XCOMPS: A Multilingual Benchmark of Conceptual Minimal Pairs
Linyang He, Ercong Nie, Sukru Samet Dindar, Arsalan Firoozi, Adrian Florea, Van Nguyen, Corentin Puffay, Riki Shimizu, Haotian Ye, Jonathan Brennan, Helmut Schmid, Hinrich Schütze, Nima Mesgarani
TL;DR
XCOMPS presents a multilingual benchmark of conceptual minimal pairs across 17 languages to evaluate whether LLMs encode language-independent conceptual knowledge. The authors deploy three evaluation modalities—metalinguistic prompting, direct probability measurement, and neurolinguistic probing—to compare base, instruction-tuned, and distillation-based models, revealing language-dependent competence gaps and morphology-related effects.

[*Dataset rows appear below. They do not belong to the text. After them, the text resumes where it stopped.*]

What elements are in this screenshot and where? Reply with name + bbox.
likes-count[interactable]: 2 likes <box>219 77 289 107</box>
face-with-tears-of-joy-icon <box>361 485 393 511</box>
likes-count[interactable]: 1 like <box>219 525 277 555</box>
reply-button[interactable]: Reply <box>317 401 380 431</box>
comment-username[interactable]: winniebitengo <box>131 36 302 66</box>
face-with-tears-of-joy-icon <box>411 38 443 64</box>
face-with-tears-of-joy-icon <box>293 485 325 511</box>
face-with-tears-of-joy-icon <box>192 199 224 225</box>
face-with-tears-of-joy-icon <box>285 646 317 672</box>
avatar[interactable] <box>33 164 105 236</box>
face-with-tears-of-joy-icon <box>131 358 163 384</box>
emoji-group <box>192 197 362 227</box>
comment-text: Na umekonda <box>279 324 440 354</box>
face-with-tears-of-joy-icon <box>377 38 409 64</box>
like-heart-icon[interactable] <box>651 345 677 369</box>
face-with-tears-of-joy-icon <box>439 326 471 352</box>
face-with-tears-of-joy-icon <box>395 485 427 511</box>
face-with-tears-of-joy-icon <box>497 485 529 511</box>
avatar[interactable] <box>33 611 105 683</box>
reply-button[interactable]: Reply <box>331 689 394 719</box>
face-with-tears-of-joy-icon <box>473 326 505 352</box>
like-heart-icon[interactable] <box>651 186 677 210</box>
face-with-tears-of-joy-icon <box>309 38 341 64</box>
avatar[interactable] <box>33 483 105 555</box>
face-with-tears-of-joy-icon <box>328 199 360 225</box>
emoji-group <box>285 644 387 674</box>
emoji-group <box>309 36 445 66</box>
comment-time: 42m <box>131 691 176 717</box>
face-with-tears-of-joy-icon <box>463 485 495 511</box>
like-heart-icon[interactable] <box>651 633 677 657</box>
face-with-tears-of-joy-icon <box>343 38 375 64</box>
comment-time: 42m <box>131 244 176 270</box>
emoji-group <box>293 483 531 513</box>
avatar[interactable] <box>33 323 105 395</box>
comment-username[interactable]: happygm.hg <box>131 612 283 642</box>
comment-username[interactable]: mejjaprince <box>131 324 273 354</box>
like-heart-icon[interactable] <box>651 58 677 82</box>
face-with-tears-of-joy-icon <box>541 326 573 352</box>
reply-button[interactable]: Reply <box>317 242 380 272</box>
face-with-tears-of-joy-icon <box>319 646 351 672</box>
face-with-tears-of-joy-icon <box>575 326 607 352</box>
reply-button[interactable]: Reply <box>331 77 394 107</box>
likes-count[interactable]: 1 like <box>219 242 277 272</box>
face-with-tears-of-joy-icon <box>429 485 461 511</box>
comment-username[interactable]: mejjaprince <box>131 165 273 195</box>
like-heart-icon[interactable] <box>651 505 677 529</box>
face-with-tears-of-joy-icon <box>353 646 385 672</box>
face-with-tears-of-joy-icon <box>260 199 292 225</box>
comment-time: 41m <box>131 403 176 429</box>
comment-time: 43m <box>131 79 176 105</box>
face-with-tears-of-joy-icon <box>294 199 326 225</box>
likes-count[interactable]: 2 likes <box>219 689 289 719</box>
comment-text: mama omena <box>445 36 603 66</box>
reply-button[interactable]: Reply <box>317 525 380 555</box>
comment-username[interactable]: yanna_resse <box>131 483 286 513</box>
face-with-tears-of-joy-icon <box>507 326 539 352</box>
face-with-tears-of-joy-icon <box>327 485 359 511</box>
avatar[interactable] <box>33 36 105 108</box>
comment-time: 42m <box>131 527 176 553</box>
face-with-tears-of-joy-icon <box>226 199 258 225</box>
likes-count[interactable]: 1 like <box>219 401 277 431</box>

Key findings show cross-language variability, improvements in surface performance with instruction tuning but limited gains in internal competence, and gains in low-resource language competence via distillation with some task trade-offs; morphological complexity imposes deeper encoding requirements. The work provides a scalable framework for assessing multilingual conceptual reasoning and highlights gaps toward universal semantic representations.
Abstract
We introduce XCOMPS in this work, a multilingual conceptual minimal pair dataset covering 17 languages. Using this dataset, we evaluate LLMs' multilingual conceptual understanding through metalinguistic prompting, direct probability measurement, and neurolinguistic probing. By comparing base, instruction-tuned, and knowledge-distilled models, we find that: 1) LLMs exhibit weaker conceptual understanding for low-resource languages, and accuracy varies across languages despite being tested on the same concept sets. 2) LLMs excel at distinguishing concept-property pairs that are visibly different but exhibit a marked performance drop when negative pairs share subtle semantic similarities. 3) Instruction tuning improves performance in concept understanding but does not enhance internal competence; knowledge distillation can enhance internal competence in conceptual understanding for low-resource languages with limited gains in explicit task performance. 4) More morphologically complex languages yield lower concept understanding scores and require deeper layers for conceptual reasoning.